Don't try to run long running programs such as backup script with RUN in udev rules as mentioned in udev(7). Please create a proper systemd.service(5) file and activate it, instead. See Section 10.2.3.2, “Mount event triggered backup”.

The modprobe(8) program enables us to configure running Linux kernel from user process by adding and removing kernel modules. The udev system (see Section 3.8, “The udev system”) automates its invocation to help the kernel module initialization.

There are non-hardware modules and special hardware driver modules as the following which need to be pre-loaded by listing them in the "/etc/modules" file (see modules(5)).

The configuration files for the modprobe(8) program are located under the "/etc/modprobes.d/" directory as explained in modprobe.conf(5). (If you want to avoid some kernel modules to be auto-loaded, consider to blacklist them in the "/etc/modprobes.d/blacklist" file.)
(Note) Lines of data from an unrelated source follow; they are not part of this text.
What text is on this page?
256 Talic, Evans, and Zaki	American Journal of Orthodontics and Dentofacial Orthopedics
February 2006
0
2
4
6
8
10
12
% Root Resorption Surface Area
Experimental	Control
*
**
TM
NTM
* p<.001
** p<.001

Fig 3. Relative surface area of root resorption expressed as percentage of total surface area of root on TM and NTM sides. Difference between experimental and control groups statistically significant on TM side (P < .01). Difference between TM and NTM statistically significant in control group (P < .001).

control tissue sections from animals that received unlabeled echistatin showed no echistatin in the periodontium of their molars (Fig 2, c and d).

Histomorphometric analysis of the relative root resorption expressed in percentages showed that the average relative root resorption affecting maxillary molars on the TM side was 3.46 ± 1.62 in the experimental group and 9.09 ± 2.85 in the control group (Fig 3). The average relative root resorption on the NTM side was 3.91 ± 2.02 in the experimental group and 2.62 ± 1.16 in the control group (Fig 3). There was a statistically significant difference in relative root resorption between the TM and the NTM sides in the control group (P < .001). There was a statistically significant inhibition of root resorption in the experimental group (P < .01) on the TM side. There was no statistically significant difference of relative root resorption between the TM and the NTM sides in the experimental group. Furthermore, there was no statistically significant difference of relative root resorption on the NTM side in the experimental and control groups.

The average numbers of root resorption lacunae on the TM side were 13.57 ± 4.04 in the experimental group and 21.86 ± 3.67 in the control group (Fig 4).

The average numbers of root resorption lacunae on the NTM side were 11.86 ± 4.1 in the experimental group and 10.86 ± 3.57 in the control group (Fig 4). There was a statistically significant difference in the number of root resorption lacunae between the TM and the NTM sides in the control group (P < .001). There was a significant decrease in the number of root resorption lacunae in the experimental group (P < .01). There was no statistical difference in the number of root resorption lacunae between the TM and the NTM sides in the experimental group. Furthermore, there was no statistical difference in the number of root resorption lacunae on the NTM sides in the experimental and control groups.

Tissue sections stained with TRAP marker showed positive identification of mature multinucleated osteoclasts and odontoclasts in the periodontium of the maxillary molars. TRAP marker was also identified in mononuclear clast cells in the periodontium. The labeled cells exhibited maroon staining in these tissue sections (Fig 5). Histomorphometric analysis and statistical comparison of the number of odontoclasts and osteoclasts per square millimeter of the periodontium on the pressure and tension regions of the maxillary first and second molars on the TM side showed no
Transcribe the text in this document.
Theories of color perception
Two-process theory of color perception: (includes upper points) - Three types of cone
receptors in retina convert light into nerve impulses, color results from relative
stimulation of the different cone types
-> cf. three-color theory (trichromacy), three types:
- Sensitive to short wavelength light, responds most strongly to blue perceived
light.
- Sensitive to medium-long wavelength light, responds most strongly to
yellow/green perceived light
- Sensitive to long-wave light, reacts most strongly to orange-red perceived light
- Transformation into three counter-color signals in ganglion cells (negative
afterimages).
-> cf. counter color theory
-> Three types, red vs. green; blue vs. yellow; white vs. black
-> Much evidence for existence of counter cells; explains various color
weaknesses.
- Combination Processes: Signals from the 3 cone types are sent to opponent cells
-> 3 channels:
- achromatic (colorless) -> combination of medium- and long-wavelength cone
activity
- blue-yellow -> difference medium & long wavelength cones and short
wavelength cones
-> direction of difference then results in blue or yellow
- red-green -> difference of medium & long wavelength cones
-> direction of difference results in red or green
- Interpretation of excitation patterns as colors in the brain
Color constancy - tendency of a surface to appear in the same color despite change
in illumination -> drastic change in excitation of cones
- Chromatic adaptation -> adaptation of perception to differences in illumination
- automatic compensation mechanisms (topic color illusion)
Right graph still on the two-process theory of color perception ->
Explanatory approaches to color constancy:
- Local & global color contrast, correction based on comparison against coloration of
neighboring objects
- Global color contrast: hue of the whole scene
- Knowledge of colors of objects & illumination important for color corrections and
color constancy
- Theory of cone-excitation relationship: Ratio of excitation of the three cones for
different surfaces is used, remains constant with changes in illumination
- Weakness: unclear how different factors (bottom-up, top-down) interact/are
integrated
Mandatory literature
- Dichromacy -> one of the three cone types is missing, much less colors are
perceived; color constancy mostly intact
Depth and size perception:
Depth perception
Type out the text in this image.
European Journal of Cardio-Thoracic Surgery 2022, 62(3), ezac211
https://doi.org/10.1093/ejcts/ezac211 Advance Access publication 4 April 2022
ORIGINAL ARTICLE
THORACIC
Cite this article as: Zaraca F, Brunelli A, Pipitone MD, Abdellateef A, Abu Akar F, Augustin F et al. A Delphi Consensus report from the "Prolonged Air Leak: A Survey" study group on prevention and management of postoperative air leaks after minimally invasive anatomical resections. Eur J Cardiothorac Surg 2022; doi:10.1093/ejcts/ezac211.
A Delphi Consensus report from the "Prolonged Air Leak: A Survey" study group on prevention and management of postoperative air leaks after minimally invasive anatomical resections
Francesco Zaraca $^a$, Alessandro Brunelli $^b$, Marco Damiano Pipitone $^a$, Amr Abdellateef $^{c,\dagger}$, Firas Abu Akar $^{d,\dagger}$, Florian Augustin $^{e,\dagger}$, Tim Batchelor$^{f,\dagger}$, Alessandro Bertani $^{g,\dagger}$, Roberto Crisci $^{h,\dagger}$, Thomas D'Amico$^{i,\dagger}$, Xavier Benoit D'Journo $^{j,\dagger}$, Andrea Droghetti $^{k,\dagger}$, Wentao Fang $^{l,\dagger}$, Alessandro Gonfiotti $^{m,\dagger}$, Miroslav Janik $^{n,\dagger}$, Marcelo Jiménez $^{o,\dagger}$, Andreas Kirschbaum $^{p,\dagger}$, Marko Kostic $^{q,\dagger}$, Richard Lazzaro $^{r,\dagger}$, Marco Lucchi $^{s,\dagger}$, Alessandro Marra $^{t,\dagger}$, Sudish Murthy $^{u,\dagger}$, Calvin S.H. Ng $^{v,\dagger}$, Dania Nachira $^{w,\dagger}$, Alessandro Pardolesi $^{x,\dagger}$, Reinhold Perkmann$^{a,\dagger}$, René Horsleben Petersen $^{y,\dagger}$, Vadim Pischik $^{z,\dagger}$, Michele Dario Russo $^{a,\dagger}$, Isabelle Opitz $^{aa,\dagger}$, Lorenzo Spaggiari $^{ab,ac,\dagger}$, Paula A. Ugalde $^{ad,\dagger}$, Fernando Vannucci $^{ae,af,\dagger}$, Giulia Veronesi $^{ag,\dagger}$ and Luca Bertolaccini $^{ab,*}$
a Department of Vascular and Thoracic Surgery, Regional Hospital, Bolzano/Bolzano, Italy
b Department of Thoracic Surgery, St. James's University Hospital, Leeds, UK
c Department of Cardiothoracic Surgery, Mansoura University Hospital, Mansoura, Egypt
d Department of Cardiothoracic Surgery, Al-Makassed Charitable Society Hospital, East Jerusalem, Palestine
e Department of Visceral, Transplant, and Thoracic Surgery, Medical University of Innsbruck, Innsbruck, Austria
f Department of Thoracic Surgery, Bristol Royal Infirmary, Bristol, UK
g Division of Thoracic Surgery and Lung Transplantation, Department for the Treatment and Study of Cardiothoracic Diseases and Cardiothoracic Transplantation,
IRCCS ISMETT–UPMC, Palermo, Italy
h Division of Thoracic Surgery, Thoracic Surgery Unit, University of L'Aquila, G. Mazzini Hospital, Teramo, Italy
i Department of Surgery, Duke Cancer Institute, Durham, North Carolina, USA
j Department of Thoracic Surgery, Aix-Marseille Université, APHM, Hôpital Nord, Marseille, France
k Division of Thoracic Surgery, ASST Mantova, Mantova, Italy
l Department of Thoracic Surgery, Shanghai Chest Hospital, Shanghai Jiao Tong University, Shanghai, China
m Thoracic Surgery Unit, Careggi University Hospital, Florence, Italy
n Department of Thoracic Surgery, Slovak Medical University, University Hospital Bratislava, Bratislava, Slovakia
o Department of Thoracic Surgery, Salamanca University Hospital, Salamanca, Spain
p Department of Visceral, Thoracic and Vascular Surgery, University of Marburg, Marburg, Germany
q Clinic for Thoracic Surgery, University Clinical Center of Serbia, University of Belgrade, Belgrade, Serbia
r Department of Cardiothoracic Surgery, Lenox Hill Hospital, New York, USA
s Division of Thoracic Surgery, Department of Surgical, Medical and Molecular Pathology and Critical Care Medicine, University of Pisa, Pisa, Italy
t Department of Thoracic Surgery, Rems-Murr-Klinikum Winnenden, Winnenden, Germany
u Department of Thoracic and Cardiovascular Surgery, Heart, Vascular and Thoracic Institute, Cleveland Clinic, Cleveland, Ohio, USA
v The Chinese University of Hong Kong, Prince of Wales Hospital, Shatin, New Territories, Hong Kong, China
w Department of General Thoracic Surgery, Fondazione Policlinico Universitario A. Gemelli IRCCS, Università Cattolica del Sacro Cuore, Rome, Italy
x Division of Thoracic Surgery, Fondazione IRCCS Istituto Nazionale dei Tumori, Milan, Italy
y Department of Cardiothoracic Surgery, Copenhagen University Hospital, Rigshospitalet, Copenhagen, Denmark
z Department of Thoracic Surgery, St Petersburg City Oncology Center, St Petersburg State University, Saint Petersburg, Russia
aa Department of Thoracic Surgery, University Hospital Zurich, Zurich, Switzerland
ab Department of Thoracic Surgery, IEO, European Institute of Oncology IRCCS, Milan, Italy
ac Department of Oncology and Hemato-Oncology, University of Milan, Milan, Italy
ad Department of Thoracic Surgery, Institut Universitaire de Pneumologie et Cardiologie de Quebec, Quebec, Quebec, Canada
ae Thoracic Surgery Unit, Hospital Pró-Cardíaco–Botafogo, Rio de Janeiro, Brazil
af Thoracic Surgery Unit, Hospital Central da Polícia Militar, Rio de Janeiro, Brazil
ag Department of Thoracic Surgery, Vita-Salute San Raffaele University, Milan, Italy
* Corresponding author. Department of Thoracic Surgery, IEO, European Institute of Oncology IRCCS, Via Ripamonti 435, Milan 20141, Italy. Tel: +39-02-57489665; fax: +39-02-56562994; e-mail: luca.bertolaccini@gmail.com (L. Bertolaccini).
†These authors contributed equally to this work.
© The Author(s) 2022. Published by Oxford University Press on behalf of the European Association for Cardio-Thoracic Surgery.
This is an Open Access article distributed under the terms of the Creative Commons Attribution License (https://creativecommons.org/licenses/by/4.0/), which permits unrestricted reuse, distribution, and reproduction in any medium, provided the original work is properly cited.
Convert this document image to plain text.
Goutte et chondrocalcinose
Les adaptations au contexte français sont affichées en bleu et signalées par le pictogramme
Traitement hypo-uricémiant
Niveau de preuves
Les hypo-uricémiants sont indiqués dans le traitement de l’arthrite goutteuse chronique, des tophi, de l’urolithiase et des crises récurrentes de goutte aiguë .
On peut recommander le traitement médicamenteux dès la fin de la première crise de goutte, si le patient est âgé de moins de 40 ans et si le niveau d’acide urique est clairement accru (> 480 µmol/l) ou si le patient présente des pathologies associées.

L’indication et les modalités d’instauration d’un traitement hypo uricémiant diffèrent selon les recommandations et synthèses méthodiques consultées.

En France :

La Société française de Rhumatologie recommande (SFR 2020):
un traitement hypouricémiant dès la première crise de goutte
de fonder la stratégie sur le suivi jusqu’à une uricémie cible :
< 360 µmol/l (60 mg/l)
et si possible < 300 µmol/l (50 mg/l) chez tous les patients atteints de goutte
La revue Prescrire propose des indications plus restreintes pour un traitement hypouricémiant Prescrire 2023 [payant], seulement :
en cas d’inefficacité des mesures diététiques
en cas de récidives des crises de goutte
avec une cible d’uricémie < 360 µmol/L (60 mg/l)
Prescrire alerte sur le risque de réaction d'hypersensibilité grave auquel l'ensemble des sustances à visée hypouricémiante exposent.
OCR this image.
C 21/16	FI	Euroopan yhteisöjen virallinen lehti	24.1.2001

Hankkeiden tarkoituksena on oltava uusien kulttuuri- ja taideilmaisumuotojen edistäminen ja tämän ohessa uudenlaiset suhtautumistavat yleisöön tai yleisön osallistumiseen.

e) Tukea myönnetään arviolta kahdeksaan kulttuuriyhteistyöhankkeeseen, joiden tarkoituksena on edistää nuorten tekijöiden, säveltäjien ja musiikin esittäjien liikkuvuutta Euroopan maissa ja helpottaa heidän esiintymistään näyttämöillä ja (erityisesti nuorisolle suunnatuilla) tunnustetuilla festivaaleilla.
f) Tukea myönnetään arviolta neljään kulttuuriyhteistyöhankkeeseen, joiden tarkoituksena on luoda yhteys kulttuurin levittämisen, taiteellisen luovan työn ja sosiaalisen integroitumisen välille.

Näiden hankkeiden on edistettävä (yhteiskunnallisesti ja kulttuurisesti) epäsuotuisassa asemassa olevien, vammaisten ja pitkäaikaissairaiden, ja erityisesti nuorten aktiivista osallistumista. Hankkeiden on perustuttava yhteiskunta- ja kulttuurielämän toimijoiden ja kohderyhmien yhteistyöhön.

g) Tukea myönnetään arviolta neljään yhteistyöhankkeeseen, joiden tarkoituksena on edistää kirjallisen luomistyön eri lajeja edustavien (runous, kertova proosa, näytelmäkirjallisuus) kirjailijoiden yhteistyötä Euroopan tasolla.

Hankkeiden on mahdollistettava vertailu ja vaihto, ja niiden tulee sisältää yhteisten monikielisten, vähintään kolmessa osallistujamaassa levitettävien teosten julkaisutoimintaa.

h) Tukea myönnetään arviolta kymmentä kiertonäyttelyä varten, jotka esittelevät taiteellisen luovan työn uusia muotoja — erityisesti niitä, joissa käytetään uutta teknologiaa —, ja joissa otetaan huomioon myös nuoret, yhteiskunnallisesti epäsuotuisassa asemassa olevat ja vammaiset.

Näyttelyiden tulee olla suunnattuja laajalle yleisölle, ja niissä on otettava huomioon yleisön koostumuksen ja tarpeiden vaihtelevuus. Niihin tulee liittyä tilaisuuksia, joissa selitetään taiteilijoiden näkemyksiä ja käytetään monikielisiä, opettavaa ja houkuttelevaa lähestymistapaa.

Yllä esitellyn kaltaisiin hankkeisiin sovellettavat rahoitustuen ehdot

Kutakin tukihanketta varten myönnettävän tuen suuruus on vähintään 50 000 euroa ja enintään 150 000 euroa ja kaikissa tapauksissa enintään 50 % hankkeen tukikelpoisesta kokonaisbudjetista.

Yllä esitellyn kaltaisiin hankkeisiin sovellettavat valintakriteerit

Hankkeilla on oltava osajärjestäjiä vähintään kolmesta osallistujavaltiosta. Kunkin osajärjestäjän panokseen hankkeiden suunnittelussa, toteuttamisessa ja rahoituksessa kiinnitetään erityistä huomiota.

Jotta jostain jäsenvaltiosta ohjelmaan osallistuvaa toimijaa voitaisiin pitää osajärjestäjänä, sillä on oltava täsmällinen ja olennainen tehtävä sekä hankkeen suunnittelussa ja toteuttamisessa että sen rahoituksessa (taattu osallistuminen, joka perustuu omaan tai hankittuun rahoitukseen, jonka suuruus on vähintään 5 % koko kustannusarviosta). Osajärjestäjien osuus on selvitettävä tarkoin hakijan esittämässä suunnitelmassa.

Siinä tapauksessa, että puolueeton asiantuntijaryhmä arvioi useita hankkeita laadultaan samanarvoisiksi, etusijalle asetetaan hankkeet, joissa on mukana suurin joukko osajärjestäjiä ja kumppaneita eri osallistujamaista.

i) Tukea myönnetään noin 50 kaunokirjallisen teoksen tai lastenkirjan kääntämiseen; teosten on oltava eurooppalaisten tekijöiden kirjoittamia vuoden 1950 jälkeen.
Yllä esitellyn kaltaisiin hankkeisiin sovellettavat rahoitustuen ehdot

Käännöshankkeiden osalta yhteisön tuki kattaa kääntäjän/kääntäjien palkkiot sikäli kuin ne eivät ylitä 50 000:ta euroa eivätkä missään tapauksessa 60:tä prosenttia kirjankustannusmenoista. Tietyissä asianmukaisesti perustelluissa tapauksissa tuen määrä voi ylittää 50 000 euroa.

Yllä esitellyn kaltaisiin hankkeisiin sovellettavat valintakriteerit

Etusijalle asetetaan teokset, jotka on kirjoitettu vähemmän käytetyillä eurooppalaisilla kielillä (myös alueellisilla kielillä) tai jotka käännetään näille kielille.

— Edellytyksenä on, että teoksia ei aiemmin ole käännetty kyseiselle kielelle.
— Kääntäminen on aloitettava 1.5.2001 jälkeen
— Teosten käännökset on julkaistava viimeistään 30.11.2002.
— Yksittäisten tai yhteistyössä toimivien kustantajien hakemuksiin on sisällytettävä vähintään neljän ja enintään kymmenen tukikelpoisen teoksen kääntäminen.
The "/lib/modules/version/modules.dep" file generated by the depmod(8) program describes module dependencies used by the modprobe(8) program.

[Note] Note

If you experience module loading issues with boot time module loading or with modprobe(8), "depmod -a" may resolve these issues by reconstructing "modules.dep".

The modinfo(8) program shows information about a Linux kernel module.

The lsmod(8) program nicely formats the contents of the "/proc/modules", showing what kernel modules are currently loaded.

[Tip] Tip

You can identify exact hardware on your system. See Section 9.5.3, “Hardware identification”.

You may configure hardware at boot time to activate expected hardware features. See Section 9.5.4, “Hardware configuration”.

You can probably add support for your special device by recompiling the kernel. See Section 9.10, “The kernel”.